Monday, March 24, 2008

Reasons Why

I have a long post coming about my weekend in CO, pending the arrival of some pics. I am pretty lazy, so I let everyone else do the picture taking, and gave a lot of reminders to "send me a copy of that! Like tomorrow if you have time!"

But because I did accomplish a few things on this list over the weekend, and decided that I just might cross one of them off, I spent my time on the plane coming home pondering what the purpose was of creating this list. (I've probably already talked about this, but I'm too lazy to go check.) Most of the things on the list are either a) things I'm afraid of or b) things I need to just get off of my ass and just DO already. So it's a good way to challenge myself. I may continue this idea in future years, but probably with a lot less stuff. 30 things is a LOT. But this year is going to be a year of HUGE changes for me, so I figured I might as well make myself push on through, and keep it interesting along the way.

The other thing that I figured out was that it is okay to be afraid of these things. It is also okay to try them and decide that I don't like them. No, really. Trying new things is the only way to find out if you actually like it, or if you were right all of those years that you left it well enough alone. Want an example? Oh good, because I totally have one.

A few years ago, before going to Thailand, I decided that I wanted to get scuba certified so that I could dive while we were there. Sounds like a good idea, right? Going into the ocean, seeing pretty fish, blah blah blah. I signed up for the classes, and did all of the reading, and I was so ready to get in the pool. But a funny thing happened. (Maybe not "ha ha" funny...) I got underwater, and I was completely terrified. They tell you to breathe deep, but when you're hyperventilating, that is pretty much impossible. I was thrown, because I've always been fine in the water- Mom made me take swimming lessons so that she never had to worry about taking us to the lake or a pool and we could all have a good time. (She grew up in Hawaii, she knows a thing or two about swimming herself.)

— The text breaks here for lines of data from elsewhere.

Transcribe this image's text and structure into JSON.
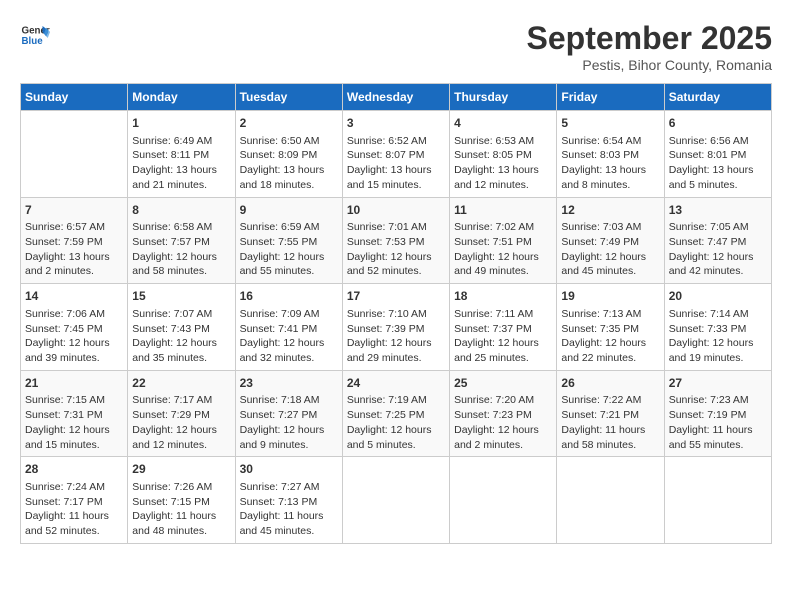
{
  "header": {
    "logo_line1": "General",
    "logo_line2": "Blue",
    "month": "September 2025",
    "location": "Pestis, Bihor County, Romania"
  },
  "weekdays": [
    "Sunday",
    "Monday",
    "Tuesday",
    "Wednesday",
    "Thursday",
    "Friday",
    "Saturday"
  ],
  "weeks": [
    [
      {
        "day": "",
        "info": ""
      },
      {
        "day": "1",
        "info": "Sunrise: 6:49 AM\nSunset: 8:11 PM\nDaylight: 13 hours and 21 minutes."
      },
      {
        "day": "2",
        "info": "Sunrise: 6:50 AM\nSunset: 8:09 PM\nDaylight: 13 hours and 18 minutes."
      },
      {
        "day": "3",
        "info": "Sunrise: 6:52 AM\nSunset: 8:07 PM\nDaylight: 13 hours and 15 minutes."
      },
      {
        "day": "4",
        "info": "Sunrise: 6:53 AM\nSunset: 8:05 PM\nDaylight: 13 hours and 12 minutes."
      },
      {
        "day": "5",
        "info": "Sunrise: 6:54 AM\nSunset: 8:03 PM\nDaylight: 13 hours and 8 minutes."
      },
      {
        "day": "6",
        "info": "Sunrise: 6:56 AM\nSunset: 8:01 PM\nDaylight: 13 hours and 5 minutes."
      }
    ],
    [
      {
        "day": "7",
        "info": "Sunrise: 6:57 AM\nSunset: 7:59 PM\nDaylight: 13 hours and 2 minutes."
      },
      {
        "day": "8",
        "info": "Sunrise: 6:58 AM\nSunset: 7:57 PM\nDaylight: 12 hours and 58 minutes."
      },
      {
        "day": "9",
        "info": "Sunrise: 6:59 AM\nSunset: 7:55 PM\nDaylight: 12 hours and 55 minutes."
      },
      {
        "day": "10",
        "info": "Sunrise: 7:01 AM\nSunset: 7:53 PM\nDaylight: 12 hours and 52 minutes."
      },
      {
        "day": "11",
        "info": "Sunrise: 7:02 AM\nSunset: 7:51 PM\nDaylight: 12 hours and 49 minutes."
      },
      {
        "day": "12",
        "info": "Sunrise: 7:03 AM\nSunset: 7:49 PM\nDaylight: 12 hours and 45 minutes."
      },
      {
        "day": "13",
        "info": "Sunrise: 7:05 AM\nSunset: 7:47 PM\nDaylight: 12 hours and 42 minutes."
      }
    ],
    [
      {
        "day": "14",
        "info": "Sunrise: 7:06 AM\nSunset: 7:45 PM\nDaylight: 12 hours and 39 minutes."
      },
      {
        "day": "15",
        "info": "Sunrise: 7:07 AM\nSunset: 7:43 PM\nDaylight: 12 hours and 35 minutes."
      },
      {
        "day": "16",
        "info": "Sunrise: 7:09 AM\nSunset: 7:41 PM\nDaylight: 12 hours and 32 minutes."
      },
      {
        "day": "17",
        "info": "Sunrise: 7:10 AM\nSunset: 7:39 PM\nDaylight: 12 hours and 29 minutes."
      },
      {
        "day": "18",
        "info": "Sunrise: 7:11 AM\nSunset: 7:37 PM\nDaylight: 12 hours and 25 minutes."
      },
      {
        "day": "19",
        "info": "Sunrise: 7:13 AM\nSunset: 7:35 PM\nDaylight: 12 hours and 22 minutes."
      },
      {
        "day": "20",
        "info": "Sunrise: 7:14 AM\nSunset: 7:33 PM\nDaylight: 12 hours and 19 minutes."
      }
    ],
    [
      {
        "day": "21",
        "info": "Sunrise: 7:15 AM\nSunset: 7:31 PM\nDaylight: 12 hours and 15 minutes."
      },
      {
        "day": "22",
        "info": "Sunrise: 7:17 AM\nSunset: 7:29 PM\nDaylight: 12 hours and 12 minutes."
      },
      {
        "day": "23",
        "info": "Sunrise: 7:18 AM\nSunset: 7:27 PM\nDaylight: 12 hours and 9 minutes."
      },
      {
        "day": "24",
        "info": "Sunrise: 7:19 AM\nSunset: 7:25 PM\nDaylight: 12 hours and 5 minutes."
      },
      {
        "day": "25",
        "info": "Sunrise: 7:20 AM\nSunset: 7:23 PM\nDaylight: 12 hours and 2 minutes."
      },
      {
        "day": "26",
        "info": "Sunrise: 7:22 AM\nSunset: 7:21 PM\nDaylight: 11 hours and 58 minutes."
      },
      {
        "day": "27",
        "info": "Sunrise: 7:23 AM\nSunset: 7:19 PM\nDaylight: 11 hours and 55 minutes."
      }
    ],
    [
      {
        "day": "28",
        "info": "Sunrise: 7:24 AM\nSunset: 7:17 PM\nDaylight: 11 hours and 52 minutes."
      },
      {
        "day": "29",
        "info": "Sunrise: 7:26 AM\nSunset: 7:15 PM\nDaylight: 11 hours and 48 minutes."
      },
      {
        "day": "30",
        "info": "Sunrise: 7:27 AM\nSunset: 7:13 PM\nDaylight: 11 hours and 45 minutes."
      },
      {
        "day": "",
        "info": ""
      },
      {
        "day": "",
        "info": ""
      },
      {
        "day": "",
        "info": ""
      },
      {
        "day": "",
        "info": ""
      }
    ]
  ]
}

Anyway, I kept pushing myself to go to the classes and to do what they were telling me to do. It usually took me a little while, but I'd usually get there. I could kneel underwater, and I got through "losing" my mask and using someone else's spare regulator. (I'm blanking on terminology, so that may not be the right word, but again...lazy.) But as I got out of the pool, I realized that I absolutely hated it. Sure, I got through it, but I was still feeling 100% panicked the whole time. I was only doing what I had to do so that they would let me get out of the pool. Seriously, after every task, I was silently begging them to let me surface. This is not fun.

So I quit. And I was ashamed. And scared to tell my sister, for fear that she would be disappointed in me. Or think I'm a wuss, which is way worse. But she totally understood, and didn't question it when I told her I couldn't do it. And I finally connected the dots within my brain to tell myself that it was OKAY that I didn't like to do it. There are plenty of other things I can do. I am in need of some new hobbies, so here's hoping I find some with this list.

And there it is. In the category of being brave, I'm definitely in the category of fake it 'til you make it. Usually with my sister pushing me the whole way, because she's 100x tougher and braver than I'll ever be, but she's very patient with me and my lack of coordination when I ask her to teach me to do things that scare me. (Sarah, I don't feel like I've thanked you enough for everything you do. Is this enough yet? Let me know. You know I don't do sappy well.) (Also, the other day, I was telling a story about Sarah, and my friend Beth said, "Why is every story I ever hear about your sister INSANE?" See above.)

To sum up: No broken bones. But this story might be a little bit of a preview of what is to come. Any guesses as to what activity that could be? :)

Song of the day: Just Fine by Mary J. Blige. This goes out to all of the girls at Sarah's bachelorette party- your list of super powers definitely includes bustin' some funky moves. Can't wait to see more of those moves in June!